What do you think of the social programmes? They can achieve a lot. I had to work during my studies. That was very difficult [...]. After my mother was murdered, my father went to prison. So I was alone. Sometimes I had to calculate: “I can afford a tin of tuna, but I have an exam, so I'll eat it in the afternoon so I can get through the exam better.” That was my reality. I had a scholarship for excellence and I used it to buy the tuna. I had to pay the rent from my wages [...]. I see [scholarships] as an investment in young people so that they don't have to go hungry. And if you want to look at it as an expense, it's better to spend money on that than on certain eccentric escapades that Mexico has experienced under previous governments.
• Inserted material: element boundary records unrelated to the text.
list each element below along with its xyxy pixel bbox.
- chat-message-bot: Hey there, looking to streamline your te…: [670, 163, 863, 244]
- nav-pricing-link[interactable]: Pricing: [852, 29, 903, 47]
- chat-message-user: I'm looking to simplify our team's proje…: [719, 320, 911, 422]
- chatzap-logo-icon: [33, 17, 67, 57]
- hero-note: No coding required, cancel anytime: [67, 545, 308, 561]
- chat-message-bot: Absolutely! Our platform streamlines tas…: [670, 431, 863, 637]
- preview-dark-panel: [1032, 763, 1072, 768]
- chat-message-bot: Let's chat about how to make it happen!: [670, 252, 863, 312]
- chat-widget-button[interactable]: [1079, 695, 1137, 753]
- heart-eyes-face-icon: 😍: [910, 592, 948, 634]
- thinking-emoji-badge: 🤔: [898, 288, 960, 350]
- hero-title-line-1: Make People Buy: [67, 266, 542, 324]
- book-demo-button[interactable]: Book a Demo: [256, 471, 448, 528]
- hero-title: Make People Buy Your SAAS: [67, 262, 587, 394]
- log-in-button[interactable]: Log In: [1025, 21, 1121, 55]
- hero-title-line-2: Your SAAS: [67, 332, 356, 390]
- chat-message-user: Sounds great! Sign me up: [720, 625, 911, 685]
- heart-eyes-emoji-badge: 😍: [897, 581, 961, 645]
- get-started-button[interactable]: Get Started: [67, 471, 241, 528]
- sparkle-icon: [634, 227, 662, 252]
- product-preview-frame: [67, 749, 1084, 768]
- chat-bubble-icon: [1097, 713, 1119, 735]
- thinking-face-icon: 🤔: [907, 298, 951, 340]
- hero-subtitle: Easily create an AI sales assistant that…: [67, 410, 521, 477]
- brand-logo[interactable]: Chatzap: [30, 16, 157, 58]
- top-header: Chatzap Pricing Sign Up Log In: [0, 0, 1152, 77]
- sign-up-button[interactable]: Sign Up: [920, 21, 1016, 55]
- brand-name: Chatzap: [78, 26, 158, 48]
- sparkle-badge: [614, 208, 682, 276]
Angélica is happy with her current predicament and that she is able to experience this historic moment. With regard to 4T, she talks about an uncertain outcome of all the changes. She hopes that the new president will communicate clearly and directly with citizens - and: “I would like her to reform the way we work.” In other words, a reduction in the working week from the current 48 to forty hours, another point envisaged as part of 4T.
What does it mean for you and your country to have a woman as president for the first time? I think it sheds new light on this macho dynamic that we continue to see at home, in the workplace and on the streets. As president, when she attends a conference, explains a decree or travels around the country, Mexico will face a big challenge to focus on her work, not what she's wearing. She was once criticised for a trouser hem that was fastened with a clip [...].
We have had a cabinet with equal representation since 2018 and ten female governors, so we already have women in positions of power. However, they often had to adopt a masculine attitude in order to assert themselves, they had to become a bit of a man to be taken seriously. I think the ‘Doctora Claudia’ will have a similar experience. You can't expect her to be gentle just yet. First of all, we need a symbol, and the very fact that she is sitting in the president's chair as a woman is a strong symbol. The first step has been taken.